The plan was mum and dad (who had the divine Miss Q) would come from their place, G and I from ours, another brother and his lady from theirs, and the brother who manufactured said nephew would jump the train from the city. All other players were already in house.
What actually happened was dad came from an emergency meeting, 400m away from the house yet it took him 45 mins to get there. The brother on the train was fine – arguably the first time City Rail has been considered efficient, the other brother and his girl abandoned all efforts as she was working late on the other side of town, G and I managed the trip in 45 mins, and mum (who had Q, not known for her patience in the car) aborted her attempt after sitting in traffic for 55 minutes without moving an inch. Mum, widely recognised amongst the Hart community for having an appalling ear for music, resorted to singing to Q in an attempt to drown out her protests.
It was a real shame we couldn’t all get together, because it’s not often we’re all in the same town and my nephew – now 4 weeks old – is changing so much and I’m not getting a chance to document his every development.
But the real tragedy lies in why we couldn’t all get together.
The reason the traffic sabotaged our dinner plans, was due to an accident on the freeway that resulted in the death of a 60 year-old woman.
It so happened that Gregory and I drove past the site, the woman’s body hidden from view by heavy green tarps held up by respectful police.
How very, very sad.
Perhaps she was heading home from work. Maybe she was a nurse on her way to an evening shift.
Or she could have been driving to her own family dinner.
And now she’ll never get there.
Ever, ever again.
In my mind she has a lovely family, loving and loveworthy and their pain right now would be great indeed.
It’s so easy to get frustrated when you’re stuck in traffic. To curse the moron whose poor driving resulted in your lost time.
But what if they weren’t driving like a moron.
What if it was just a horrible, dreadful accident?
And what if they were driving like a ninny?
It’s still a horrible, dreadful accident and they’ve paid for their errors with the very highest price.
It made me quite philosophical about this restaurant gig we’re delving into.
G is pretty jittery at the moment.
He’s worked 6 days a week since he was 15 years old. This planning time with idle cooking hands is really starting to get to him.

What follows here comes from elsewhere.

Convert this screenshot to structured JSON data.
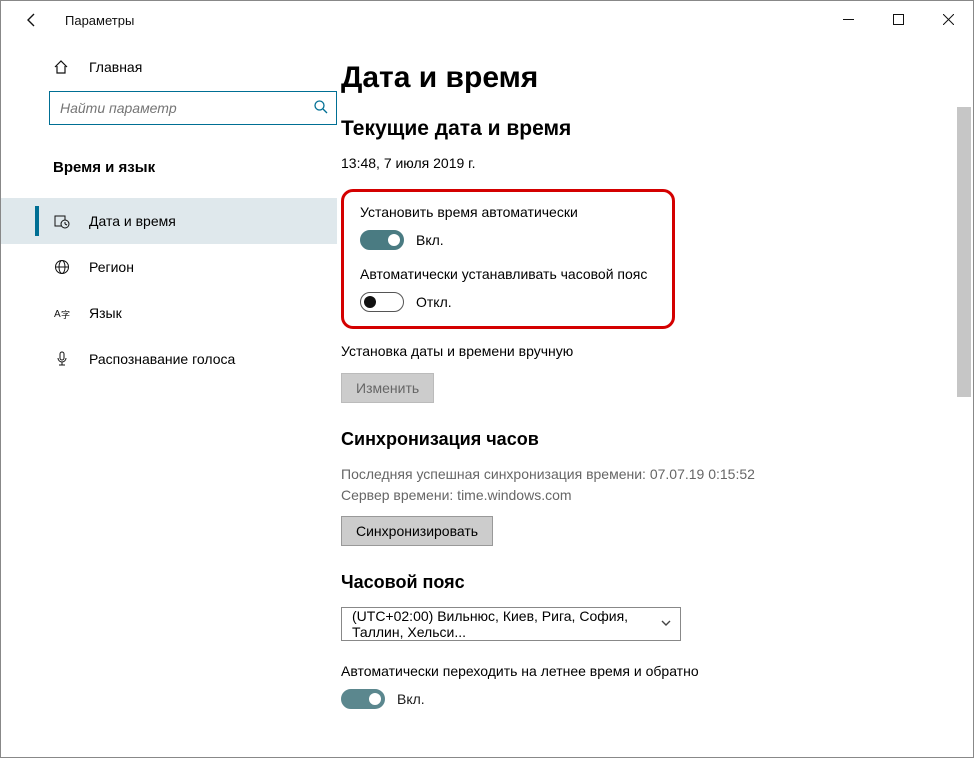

Last night, after we’d picked up Q and returned home, he went running at 10pm to try to sort out his busy brain.
I stayed home watching a sleeping Q, but we were both pondering the same thoughts.
Last night’s tragedy ended someone’s life.
Before they were ready, before they wanted it to, before they had any chance to argue against their hourglass that had suddenly run out of sand.
No one knows how much sand they’ve got left, or the pace at which it is hitting the bottom of their hourglass.
All we can do is consistently take care of the things on the top of our love list.
That woman probably had a partner, maybe a husband of 40 years or more. Children perhaps, grandkids, friends.
I bet they were all at the top of her love list.
That’s why G and I were heading to dinner in the first place. To be with the people on our love list.
And that’s the real reason we want this restaurant.
To care for the person at the very top of our love list. The divine, irreplaceable, unstoppable Miss Q.
My light, my life, my joy, my girl.
Who’s at the top of your love list people?
Go give ‘em a call.
They’re really the only thing in life that ever truly matters.